For the inductive step, fix $k \ge 1$, suppose that $g(i) = f(i)$ for $i \le k+1$, and consider $g(3k), g(3k+1), g(3k+2), g(3k+3)$. We have $g(3k) = 3g(k) = 3f(k)$, and $g(3k+3) = 3f(k+1)$. By (5), there are two cases:
If $f(k+1) - f(k) = 1$, for $g$ to be strictly increasing we must pick $g(3k+1) = 3f(k) + 1$, and $g(3k+2) = 3f(k) + 2$. In particular $g(3k+1) = f(3k+1), g(3k+2) = f(3k+2)$.
If on the other hand $f(k+1) - f(k) = 3$, for $g$ to be surjective onto multiples of $3$ we must pick $g(3k+1) = 3f(k) + 3$, $g(3k+2) = 3f(k) + 6$. In particular $g(3k+1) = f(3k+1), g(3k+2) = f(3k+2)$.
So this completes the induction.
As per Akiva Weinberger's comment, we have that $f(1) = 2, f(3) = 6$ and $f(6)=9$. As $f$ is increasing, this forces $f(4)=7$ and $f(5)=8$.
As $f(7)=f(f(4))=3\cdot4=12$, we have $f(12)=3\cdot7=21$. Similarly, $f(9)=f(f(6))=18$. So we have: $$f(9)=18<f(10)<f(11)<f(12)=21$$ giving $f(10)=19, f(11)=20$.
Then $f(20)=f(f(11))=33$ and $f(21)=f(f(12))=36$
So $$f(33)=f(f(20))=60<f(34)<f(35)<f(36)=f(f(21))=63$$ Which forces $f(34)=61$.
So, $f(60)=f(f(33))=99$ and $f(61)=f(f(34))=102$.

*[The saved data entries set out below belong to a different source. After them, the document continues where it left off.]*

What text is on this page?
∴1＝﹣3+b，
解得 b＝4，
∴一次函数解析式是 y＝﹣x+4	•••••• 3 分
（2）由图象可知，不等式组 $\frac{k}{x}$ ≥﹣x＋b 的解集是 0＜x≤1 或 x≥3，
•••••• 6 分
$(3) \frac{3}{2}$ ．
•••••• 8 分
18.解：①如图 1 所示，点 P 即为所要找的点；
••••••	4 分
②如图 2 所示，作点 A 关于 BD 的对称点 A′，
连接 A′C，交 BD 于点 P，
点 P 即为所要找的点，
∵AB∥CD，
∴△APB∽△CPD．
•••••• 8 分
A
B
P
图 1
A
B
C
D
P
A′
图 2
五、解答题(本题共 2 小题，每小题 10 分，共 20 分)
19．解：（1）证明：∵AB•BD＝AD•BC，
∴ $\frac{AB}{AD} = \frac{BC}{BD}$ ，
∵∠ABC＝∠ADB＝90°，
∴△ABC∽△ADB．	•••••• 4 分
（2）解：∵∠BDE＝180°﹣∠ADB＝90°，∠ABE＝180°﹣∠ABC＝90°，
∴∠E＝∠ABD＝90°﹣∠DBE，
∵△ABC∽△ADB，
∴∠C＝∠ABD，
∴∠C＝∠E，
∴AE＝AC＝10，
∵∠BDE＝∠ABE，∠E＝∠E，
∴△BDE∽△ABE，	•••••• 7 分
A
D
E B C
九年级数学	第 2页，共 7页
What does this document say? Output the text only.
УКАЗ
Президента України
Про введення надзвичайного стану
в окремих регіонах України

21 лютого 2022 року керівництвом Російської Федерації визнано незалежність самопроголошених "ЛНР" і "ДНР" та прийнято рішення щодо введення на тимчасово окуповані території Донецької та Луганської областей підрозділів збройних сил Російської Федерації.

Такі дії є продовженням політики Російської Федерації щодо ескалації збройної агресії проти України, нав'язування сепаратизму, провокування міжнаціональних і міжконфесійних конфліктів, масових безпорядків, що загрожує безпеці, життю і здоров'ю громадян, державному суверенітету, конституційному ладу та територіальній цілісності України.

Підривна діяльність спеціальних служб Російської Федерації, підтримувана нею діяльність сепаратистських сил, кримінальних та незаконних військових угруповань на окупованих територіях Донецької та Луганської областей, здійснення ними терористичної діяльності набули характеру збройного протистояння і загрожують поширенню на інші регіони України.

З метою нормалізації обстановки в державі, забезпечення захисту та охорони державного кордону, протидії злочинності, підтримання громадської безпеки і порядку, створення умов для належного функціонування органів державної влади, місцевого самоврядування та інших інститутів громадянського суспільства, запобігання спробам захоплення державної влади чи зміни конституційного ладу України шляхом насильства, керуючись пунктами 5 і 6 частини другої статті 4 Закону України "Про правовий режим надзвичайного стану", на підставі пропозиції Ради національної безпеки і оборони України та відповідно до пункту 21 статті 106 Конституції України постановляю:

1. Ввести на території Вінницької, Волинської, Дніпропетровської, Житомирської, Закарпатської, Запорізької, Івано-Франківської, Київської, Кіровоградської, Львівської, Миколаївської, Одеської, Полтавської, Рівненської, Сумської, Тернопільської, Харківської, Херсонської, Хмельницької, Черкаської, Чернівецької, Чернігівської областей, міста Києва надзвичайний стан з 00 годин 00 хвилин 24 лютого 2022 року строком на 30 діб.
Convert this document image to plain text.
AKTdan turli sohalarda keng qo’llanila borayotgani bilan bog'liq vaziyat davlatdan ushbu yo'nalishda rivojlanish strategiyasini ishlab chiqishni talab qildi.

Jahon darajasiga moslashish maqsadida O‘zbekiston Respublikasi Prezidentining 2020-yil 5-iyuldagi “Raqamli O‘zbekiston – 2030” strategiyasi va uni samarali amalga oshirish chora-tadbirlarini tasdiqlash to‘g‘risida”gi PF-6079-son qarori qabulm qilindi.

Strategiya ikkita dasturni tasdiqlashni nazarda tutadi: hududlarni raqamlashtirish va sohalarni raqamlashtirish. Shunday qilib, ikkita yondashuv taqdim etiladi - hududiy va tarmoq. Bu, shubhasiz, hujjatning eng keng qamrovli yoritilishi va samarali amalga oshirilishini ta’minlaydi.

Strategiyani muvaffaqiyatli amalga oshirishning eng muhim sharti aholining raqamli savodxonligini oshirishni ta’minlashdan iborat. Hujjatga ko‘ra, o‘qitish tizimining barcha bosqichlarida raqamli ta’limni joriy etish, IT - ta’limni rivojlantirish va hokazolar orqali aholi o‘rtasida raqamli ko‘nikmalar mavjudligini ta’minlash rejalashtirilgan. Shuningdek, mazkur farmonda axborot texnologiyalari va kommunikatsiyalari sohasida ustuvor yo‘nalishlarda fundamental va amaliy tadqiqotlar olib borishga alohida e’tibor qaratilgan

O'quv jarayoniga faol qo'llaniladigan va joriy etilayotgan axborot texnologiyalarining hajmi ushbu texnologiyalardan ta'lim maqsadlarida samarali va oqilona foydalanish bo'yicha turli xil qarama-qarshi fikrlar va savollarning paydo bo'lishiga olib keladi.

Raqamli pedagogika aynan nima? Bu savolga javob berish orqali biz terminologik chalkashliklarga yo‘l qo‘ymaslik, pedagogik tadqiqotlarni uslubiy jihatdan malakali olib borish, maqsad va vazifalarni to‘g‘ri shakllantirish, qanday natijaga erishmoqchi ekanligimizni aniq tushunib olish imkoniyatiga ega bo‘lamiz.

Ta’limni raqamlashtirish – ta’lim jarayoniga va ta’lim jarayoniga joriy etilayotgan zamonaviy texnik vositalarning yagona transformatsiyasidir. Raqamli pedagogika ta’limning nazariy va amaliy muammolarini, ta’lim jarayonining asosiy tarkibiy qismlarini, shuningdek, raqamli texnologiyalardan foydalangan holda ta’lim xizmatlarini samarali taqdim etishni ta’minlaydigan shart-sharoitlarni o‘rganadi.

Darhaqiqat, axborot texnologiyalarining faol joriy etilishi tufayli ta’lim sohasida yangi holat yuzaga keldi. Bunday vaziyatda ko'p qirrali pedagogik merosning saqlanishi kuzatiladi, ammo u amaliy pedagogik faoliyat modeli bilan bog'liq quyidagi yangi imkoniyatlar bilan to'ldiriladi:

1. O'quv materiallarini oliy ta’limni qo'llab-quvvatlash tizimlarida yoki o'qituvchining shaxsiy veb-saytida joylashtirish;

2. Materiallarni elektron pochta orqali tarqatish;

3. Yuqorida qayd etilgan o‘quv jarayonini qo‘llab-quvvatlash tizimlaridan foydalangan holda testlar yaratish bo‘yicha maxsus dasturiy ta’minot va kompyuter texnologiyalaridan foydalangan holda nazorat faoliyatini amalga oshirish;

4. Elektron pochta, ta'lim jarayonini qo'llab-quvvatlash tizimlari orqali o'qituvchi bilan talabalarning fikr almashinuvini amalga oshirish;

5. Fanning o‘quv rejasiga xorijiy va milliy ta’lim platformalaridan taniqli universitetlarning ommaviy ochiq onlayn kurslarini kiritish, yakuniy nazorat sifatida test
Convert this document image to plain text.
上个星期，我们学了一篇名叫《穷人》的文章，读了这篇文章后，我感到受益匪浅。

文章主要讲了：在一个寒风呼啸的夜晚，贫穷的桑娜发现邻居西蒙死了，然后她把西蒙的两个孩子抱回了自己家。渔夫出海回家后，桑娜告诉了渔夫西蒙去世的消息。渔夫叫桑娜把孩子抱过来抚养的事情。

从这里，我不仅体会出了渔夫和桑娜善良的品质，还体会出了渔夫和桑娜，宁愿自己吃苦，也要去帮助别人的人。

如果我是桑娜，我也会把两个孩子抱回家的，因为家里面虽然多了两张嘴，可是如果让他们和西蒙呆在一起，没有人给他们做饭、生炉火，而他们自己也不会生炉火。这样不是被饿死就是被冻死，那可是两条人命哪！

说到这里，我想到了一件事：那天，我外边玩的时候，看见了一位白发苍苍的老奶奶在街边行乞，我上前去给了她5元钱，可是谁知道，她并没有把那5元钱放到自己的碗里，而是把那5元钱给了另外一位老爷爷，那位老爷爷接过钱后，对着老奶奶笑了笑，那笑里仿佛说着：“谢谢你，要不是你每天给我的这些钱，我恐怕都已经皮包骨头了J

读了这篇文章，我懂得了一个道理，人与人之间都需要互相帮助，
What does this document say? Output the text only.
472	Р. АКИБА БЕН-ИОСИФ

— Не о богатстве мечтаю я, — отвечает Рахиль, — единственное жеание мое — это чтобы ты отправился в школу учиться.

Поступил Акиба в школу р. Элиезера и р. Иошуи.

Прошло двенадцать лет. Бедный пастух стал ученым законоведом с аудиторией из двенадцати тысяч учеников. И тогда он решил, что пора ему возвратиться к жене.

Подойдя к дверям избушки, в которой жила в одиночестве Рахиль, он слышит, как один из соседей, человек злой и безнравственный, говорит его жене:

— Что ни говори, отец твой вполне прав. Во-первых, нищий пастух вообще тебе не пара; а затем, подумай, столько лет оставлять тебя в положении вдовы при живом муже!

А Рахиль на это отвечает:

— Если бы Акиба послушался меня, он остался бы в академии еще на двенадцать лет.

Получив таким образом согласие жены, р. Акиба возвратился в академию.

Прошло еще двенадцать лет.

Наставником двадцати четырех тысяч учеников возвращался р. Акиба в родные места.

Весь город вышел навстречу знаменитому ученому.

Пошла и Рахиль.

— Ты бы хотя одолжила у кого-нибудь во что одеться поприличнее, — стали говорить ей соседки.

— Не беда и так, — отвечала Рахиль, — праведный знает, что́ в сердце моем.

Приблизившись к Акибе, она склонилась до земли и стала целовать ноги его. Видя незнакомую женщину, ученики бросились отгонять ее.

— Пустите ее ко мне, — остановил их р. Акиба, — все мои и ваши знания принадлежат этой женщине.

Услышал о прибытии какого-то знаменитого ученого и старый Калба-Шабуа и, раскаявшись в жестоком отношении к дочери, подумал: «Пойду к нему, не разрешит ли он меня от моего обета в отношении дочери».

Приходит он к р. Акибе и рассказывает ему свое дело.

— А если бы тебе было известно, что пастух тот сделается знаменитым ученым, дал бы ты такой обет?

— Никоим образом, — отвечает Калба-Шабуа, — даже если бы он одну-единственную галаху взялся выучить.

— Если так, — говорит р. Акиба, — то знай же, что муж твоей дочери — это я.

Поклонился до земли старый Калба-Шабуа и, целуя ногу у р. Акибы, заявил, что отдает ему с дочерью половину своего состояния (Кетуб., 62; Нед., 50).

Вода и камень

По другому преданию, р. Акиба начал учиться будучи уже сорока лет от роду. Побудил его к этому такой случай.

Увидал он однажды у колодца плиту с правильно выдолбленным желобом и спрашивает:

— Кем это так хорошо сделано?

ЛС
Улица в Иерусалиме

Finally, $$f(99)=f(f(60))=180<f(100)<f(101)<f(102)=f(f(61))=183$$ and so $$f(100) = 181$$
The main idea used in this solution is that if for some $k$, $f(k+1) = f(k)+1$, then $$f(3k)=f(f(f(k)))=3f(k)<f(3k+1)<f(3k+2)<f(3k+3)=f(f(f(k+1)))=3f(k+1) =3(f(k)+1) = 3f(k) +3$$ so $f(3k+1)=f(3k)+1$ and $f(3k+2)=f(3k)+2$. As a direct corollary, if we can apply this to $k$, we can also apply it to $k'=3k, 3k+1$ or $3k+2$.